Psychonaut; korolar, saksafon, throat singing gibi farklı unsurlarla çok geniş bir sonik palet kullansa da müziğin özünü bas, gitar ve davul oluşturuyor. Farklı şarkılarda bu farklı seslerin öne çıktığına şahit oluyoruz. Bütün bu sesler pena vuruşlarını bile duymamızı sağlayan cam gibi prodüksiyonla birleşiyor ve albümü bitirdiğimde müziğe doyduğumu hissediyorum.
Halls of Amenti şarkısı içinse yeni bir paragraf açmak istiyorum çünkü buna değer. Mükemmel bir Tool/Mastodon sentezi sunan şarkı kesik kesik vokalleriyle, boru gibi gitarlarıyla, yaratıcı davullarıyla progresif metal seven herkesin yüzünü güldürecek bir eser. 3:42’de başlayan hayalet notalı rif adım adım yükseliyor, zaman işareti değişiyor ve harika bir katarsise dönüşüyor.

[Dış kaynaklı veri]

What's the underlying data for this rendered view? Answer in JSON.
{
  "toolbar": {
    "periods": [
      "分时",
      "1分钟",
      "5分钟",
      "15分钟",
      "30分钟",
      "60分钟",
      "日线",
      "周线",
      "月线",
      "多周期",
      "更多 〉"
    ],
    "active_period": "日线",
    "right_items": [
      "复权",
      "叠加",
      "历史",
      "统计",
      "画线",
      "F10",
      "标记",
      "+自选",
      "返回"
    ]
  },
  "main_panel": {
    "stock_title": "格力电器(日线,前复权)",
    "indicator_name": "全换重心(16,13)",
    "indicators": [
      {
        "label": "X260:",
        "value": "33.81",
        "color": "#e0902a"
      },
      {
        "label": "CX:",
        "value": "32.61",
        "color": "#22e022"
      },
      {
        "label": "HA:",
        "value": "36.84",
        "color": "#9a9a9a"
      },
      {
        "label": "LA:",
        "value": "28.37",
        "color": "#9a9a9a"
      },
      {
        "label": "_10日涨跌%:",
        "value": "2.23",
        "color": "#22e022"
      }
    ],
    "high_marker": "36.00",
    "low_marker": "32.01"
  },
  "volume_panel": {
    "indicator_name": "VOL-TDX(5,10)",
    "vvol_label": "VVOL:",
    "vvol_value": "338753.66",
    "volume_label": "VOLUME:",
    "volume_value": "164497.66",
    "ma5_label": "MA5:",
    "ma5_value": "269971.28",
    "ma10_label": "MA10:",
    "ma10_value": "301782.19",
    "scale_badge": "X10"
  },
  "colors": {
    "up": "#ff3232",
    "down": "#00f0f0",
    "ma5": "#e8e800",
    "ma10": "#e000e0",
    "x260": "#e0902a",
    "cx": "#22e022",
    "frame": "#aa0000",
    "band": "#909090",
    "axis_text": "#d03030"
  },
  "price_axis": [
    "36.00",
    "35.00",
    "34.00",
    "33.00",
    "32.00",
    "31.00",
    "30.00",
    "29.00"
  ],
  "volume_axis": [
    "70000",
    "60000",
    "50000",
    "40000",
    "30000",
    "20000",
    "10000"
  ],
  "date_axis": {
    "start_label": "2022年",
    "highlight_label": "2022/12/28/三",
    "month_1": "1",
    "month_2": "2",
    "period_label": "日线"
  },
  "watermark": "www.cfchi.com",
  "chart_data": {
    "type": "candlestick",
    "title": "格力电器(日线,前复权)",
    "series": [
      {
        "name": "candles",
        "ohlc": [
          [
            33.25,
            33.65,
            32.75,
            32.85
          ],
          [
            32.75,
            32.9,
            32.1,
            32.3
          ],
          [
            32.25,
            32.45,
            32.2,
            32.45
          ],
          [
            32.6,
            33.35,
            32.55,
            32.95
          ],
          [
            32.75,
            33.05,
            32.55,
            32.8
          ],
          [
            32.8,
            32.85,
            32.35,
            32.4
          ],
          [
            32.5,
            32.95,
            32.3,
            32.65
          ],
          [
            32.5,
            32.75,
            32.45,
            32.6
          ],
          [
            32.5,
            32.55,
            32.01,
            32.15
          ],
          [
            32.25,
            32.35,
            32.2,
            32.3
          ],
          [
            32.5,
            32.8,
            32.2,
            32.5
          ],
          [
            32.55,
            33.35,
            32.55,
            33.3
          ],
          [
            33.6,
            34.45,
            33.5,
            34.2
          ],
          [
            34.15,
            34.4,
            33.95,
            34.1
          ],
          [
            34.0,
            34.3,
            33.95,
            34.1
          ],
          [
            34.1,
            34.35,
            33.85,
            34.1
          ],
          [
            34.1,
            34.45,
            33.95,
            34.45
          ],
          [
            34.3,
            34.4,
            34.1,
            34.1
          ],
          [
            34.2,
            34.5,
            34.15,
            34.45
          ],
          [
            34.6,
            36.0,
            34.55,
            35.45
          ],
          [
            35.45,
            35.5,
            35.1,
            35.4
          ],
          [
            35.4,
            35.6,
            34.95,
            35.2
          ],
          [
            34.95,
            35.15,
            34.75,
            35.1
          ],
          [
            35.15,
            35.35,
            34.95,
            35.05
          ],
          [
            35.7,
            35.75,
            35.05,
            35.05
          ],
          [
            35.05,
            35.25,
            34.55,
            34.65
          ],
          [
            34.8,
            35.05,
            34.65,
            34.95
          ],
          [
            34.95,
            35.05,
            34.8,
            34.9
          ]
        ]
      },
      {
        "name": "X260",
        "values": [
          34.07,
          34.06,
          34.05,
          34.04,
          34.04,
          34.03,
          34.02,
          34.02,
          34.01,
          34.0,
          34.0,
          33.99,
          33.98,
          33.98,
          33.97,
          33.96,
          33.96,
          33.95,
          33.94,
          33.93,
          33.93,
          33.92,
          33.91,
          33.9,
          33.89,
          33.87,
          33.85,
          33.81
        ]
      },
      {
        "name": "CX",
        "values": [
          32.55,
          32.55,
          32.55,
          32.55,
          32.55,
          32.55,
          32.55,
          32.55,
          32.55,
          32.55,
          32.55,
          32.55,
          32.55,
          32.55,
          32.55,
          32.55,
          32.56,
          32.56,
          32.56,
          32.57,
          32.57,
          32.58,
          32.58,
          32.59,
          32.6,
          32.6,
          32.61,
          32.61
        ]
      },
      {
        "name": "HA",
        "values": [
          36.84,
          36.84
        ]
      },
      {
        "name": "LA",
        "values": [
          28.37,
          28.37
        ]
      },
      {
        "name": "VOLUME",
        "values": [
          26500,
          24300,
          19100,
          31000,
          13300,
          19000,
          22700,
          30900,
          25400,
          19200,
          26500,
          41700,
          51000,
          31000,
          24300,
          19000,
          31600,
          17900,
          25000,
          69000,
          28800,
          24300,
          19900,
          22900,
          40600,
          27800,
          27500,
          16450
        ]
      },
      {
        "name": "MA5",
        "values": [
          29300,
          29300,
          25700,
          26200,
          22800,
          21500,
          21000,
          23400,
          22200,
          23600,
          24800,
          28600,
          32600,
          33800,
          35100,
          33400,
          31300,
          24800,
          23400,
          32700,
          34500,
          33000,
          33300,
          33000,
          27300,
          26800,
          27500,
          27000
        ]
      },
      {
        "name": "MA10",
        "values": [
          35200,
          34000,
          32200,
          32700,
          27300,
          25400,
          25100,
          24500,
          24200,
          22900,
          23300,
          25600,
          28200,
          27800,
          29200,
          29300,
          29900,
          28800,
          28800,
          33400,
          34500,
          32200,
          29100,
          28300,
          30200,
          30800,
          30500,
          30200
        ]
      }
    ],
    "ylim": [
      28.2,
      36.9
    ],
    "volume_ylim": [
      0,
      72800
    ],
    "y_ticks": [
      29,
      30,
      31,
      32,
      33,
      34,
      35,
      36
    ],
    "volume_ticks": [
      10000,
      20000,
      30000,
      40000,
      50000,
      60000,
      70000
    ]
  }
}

Psychonaut, adını duyurabilirse eğer yıla damgasını vurabilecek, Tool ve Soen’in epey sevildiği ülkemizde de kendisine bir kitle bulabilecek bir grup. Henüz bir miktar amatörlük var üzerlerinde ama 1-2 albüm sonra eğer çok yanlış kararlar almazlarsa hem adını duyuracağına hem de müzikal yönden çok tatmin edici işler çıkaracaklarına eminim. Bu amatörlüklerinin bu derece iddialı ve üst düzey bir albüm yapmalarının önüne geçmediği düşünülürse ileride bizi epey ilginç işler bekliyor.